Written by Greg M. Johnson and Wade Ritchie
Since the decision of the Supreme Court of Canada in Daishowa‑Marubeni International Ltd. v. Canada, 2013 SCC 29 [Daishowa], clarity exists for how a vendor treats abandonment obligations on the sale of resource properties—namely, the amount of the abandonment obligations do not form additional consideration but are simply factored into the purchase price for such properties. Daishowa did not address how the purchaser should characterize the costs incurred in meeting these assumed abandonment obligations.

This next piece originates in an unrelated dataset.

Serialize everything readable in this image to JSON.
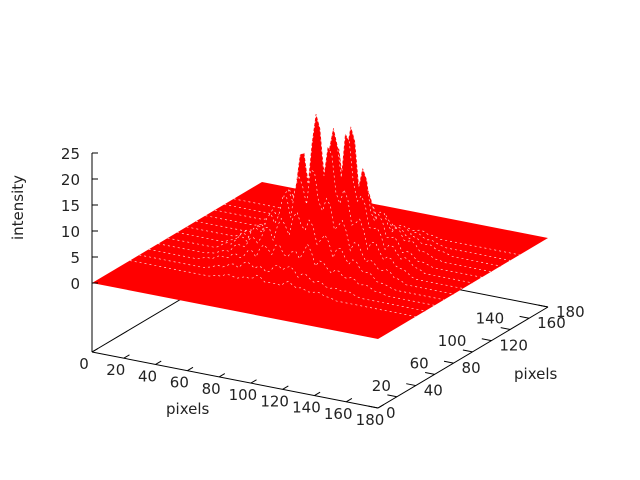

In a recent article available to subscribers at Thomson Reuters, The Cost of Acquiring an Asset With Environmental Liabilities Post - Daishowa, we address this issue. The Canadian Revenue Agency (CRA) had historically taken the view that a purchaser should include the amounts paid for abandonment obligations as an additional cost of the property which would typically be additional COGPE (or Canadian oil and gas property expense). The CRA refused to update this position at the 2017 Canadian Petroleum Tax Society Conference, however, this view is inconsistent with Daishowa where the Court held that the proceeds of disposition for a resource property is the amount received (which would include consideration of, and be reduced by, any abandonment obligations). In our view, the purchaser should not include amounts paid for assumed abandonment obligations as an additional cost of the resource property, and should apply general tax principles to characterize these costs. The applicable test will be whether such amounts are on income or capital account. In the article we conclude that the payment of such abandonment costs should generally be on income account and be deductible in computing income.